Luke 17:5   The apostles said to the Lord, “Increase our faith!” 

This is one of the few times in the Gospels where the disciples seem to know exactly what's going on. They understand the high calling of rebuke and forgiveness, and the burden seems too much to bear. So they ask for more faith. Henri Nouwen understood both the deep ask and profound connection worked in those of us who both confront and heal:

“Forgiveness is the name of love practiced among people who love poorly. The hard truth is that all people love poorly. We need to forgive and be forgiven every day, every hour increasingly. That is the great work of love among the fellowship of the weak that is the human family.” (Henri Nouwen, The Prodigal)

There is a kind of rebuke that is offered by Jesus against true enemies, demons, etc., and there is a kind of rebuke that the crowds seek to place on Jesus' disciples for ministering the Gospel. Both of which are different than the rebuke Jesus introduces into the Christian community in Luke 16. His instruction for the disciples is that for them, and for the little faiths they teach and over whom they watch, their rebuke is to be closely tied to their forgiveness. 

“But if among Christians even this is a sort of honor received, then perhaps it is not possible to rebuke without honoring the one we rebuke.”

The rebuke is for someone in a deep hole. They are more than in the weeds, they are hopeless to get themselves out. The Bible's word for rebuke here is an interesting one. It combines a word translated "honor" with a preposition, put upon. And so the implication is that one places a heaviness upon the one who is living/abiding in sin. So the calling of Christians is to lay heavy upon them the burden of repentance. But if among Christians even this is a sort of honor received, then perhaps it is not possible to rebuke without honoring the one we rebuke. It means that the rebuke must be personal, it must cost the one who rebukes. Because what they lay upon that person is their own breaking heart, when done well. It is an act of vulnerability for the one who rebukes. Of sadness, never of superiority. If the rebuke is done biblically, both are weighed down: one wears the millstone of rebuke, the other one wears the millstone of grief and prayer and hope. The one who rebukes, and the one who is rebuked, God help them -- they are stuck together. 
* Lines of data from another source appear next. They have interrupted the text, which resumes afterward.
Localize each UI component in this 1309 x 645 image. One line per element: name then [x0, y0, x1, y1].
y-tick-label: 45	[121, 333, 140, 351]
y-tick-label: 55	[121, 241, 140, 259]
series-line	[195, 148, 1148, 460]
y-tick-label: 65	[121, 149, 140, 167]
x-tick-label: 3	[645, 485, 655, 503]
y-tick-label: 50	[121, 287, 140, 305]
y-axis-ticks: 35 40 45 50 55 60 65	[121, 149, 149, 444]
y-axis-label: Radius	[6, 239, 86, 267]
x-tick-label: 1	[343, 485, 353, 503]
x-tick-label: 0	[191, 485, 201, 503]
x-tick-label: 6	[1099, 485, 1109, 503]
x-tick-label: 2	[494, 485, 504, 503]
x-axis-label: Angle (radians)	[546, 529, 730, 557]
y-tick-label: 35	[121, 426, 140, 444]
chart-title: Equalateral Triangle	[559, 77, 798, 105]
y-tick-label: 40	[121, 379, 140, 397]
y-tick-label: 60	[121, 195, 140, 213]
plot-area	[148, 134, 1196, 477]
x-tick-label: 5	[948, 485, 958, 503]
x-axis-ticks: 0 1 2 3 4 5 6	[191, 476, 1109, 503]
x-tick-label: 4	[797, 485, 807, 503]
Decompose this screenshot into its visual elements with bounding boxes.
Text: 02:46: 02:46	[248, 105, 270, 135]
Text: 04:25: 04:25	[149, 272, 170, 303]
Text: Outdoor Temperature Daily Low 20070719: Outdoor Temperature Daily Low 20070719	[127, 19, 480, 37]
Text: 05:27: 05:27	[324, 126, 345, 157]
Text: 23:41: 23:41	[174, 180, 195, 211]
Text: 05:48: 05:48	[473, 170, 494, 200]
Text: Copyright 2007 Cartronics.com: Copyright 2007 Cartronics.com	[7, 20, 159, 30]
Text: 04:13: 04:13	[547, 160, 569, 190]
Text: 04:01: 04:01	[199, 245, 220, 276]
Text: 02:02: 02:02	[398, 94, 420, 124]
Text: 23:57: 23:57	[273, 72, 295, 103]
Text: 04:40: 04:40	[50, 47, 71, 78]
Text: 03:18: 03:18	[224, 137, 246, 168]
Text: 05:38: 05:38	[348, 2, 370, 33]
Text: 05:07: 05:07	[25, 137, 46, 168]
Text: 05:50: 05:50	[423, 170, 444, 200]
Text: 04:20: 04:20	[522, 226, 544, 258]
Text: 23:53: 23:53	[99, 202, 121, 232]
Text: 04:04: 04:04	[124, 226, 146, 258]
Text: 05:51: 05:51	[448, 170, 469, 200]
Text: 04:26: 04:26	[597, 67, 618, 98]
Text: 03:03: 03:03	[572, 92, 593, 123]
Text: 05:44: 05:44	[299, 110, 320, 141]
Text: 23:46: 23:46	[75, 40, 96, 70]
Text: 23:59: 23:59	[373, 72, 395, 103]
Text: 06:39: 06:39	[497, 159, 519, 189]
“And the one who lifts the burden must pay attention that their forgiveness goes at least as far as the rebuke, ensuring that the burden of rebuke is not replaced by a burden of shame. ”

And then there's forgiveness: the language here makes these two terms companions to one another. The word for forgiveness is to lift away. To lift away what? The burden laid in rebuke. If someone who does not know me and has no responsibility to me forgives me, what does it mean? If the one who laid the rebuke on my shoulders, a rebuke burdened by their own broken hearts, and then they are the ones to tell me that the burden has been lifted, what a gift that is! These two must work together. And the one who lifts the burden must pay attention that their forgiveness goes at least as far as the rebuke, ensuring that the burden of rebuke is not replaced by a burden of shame. They must be not only forgiven but restored. Like God himself not only seeking out Adam and Eve in the Garden, but stripping away their false coverings and placing a greater clothing upon them. This is the Christian burden of rebuke and forgiveness.

Now, why is all of this so important? Because Luke has taught repeatedly that forgiveness and rebuke, forgiving one another, in particular, is one of the signs of the Kingdom of God's in-breaking. It is a sign that the Gospel is true and that darkness is not the last word. The rebuke|forgive relationship is the Gospel shown in miniature: we dramatize his redemption by the way we rebuke and forgive one another. The Cross is itself not one or the other but both.  The Cross of Christ lies heavy on us at great cost, showing our sin, and when we turn to it in repentance it is the means for our absolution, the lifting of our burden. And the Christ makes each of us little crosses for one another, to bear-away one another's hardheartedness and bear-to each other's great healing.